The internal industry documents, which were found in public archives, showed that a sugar industry trade organization recognized as early as 1954 that if Americans adopted low-fat diets, then per-capita consumption of sucrose would increase by more than one-third. The trade organization represented 30 international members.

Meanwhile, evidence linking sugar consumption to high blood cholesterol and triglyceride levels – both thought to be risk factors for coronary heart disease – began to emerge in the scientific literature and popular press.

Cristin Kearns, D.D.S., M.B.A. Credit: UCSF

Cristin Kearns, D.D.S., M.B.A.
Credit: UCSF

After a 1965 spike in media attention to the heart disease risks of sucrose, the sugar industry commissioned Project 226, a literature review written by researchers at the Harvard University School of Public Health Nutrition Department, which was published in the highly respected New England Journal of Medicine (NEJM) in 1967. It concluded there was “no doubt” that the only dietary intervention required to prevent coronary heart disease was to reduce dietary cholesterol and substitute polyunsaturated fat for saturated fat in the American diet.

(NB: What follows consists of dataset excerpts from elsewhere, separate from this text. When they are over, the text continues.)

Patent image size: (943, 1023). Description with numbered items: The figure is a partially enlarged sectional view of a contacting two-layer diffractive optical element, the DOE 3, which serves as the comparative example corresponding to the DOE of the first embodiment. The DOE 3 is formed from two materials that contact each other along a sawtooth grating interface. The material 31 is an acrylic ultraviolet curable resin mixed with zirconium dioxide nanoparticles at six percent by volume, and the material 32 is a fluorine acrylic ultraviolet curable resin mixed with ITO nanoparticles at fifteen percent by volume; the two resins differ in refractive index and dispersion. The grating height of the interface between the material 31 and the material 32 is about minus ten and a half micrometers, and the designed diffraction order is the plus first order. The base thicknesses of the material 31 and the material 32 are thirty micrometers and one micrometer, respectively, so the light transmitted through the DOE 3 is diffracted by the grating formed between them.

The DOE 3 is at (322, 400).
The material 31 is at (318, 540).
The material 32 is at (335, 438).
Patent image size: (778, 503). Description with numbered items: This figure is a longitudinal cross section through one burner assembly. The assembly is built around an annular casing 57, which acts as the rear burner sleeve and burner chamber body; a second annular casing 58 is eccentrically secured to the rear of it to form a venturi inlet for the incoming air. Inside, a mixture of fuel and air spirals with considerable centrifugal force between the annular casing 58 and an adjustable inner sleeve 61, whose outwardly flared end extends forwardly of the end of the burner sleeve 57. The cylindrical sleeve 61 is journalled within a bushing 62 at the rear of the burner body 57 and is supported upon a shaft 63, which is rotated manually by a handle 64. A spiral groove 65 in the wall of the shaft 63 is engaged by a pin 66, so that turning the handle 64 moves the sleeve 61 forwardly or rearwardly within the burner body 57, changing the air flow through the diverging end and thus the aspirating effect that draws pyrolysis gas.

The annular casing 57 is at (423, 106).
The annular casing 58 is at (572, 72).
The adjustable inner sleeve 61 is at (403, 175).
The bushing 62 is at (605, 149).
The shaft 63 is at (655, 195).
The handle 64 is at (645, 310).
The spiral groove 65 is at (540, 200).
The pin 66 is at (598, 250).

“The literature review helped shape not only public opinion on what causes heart problems but also the scientific community’s view of how to evaluate dietary risk factors for heart disease,” said lead author Cristin Kearns, D.D.S., M.B.A., who discovered the industry documents.

The UCSF researchers analyzed more than 340 documents, totaling 1,582 pages of text, between the sugar industry and two individuals: Roger Adams, then a professor of organic chemistry who served on scientific advisory boards for the sugar industry; and D. Mark Hegsted, one of the Harvard researchers who produced the literature review.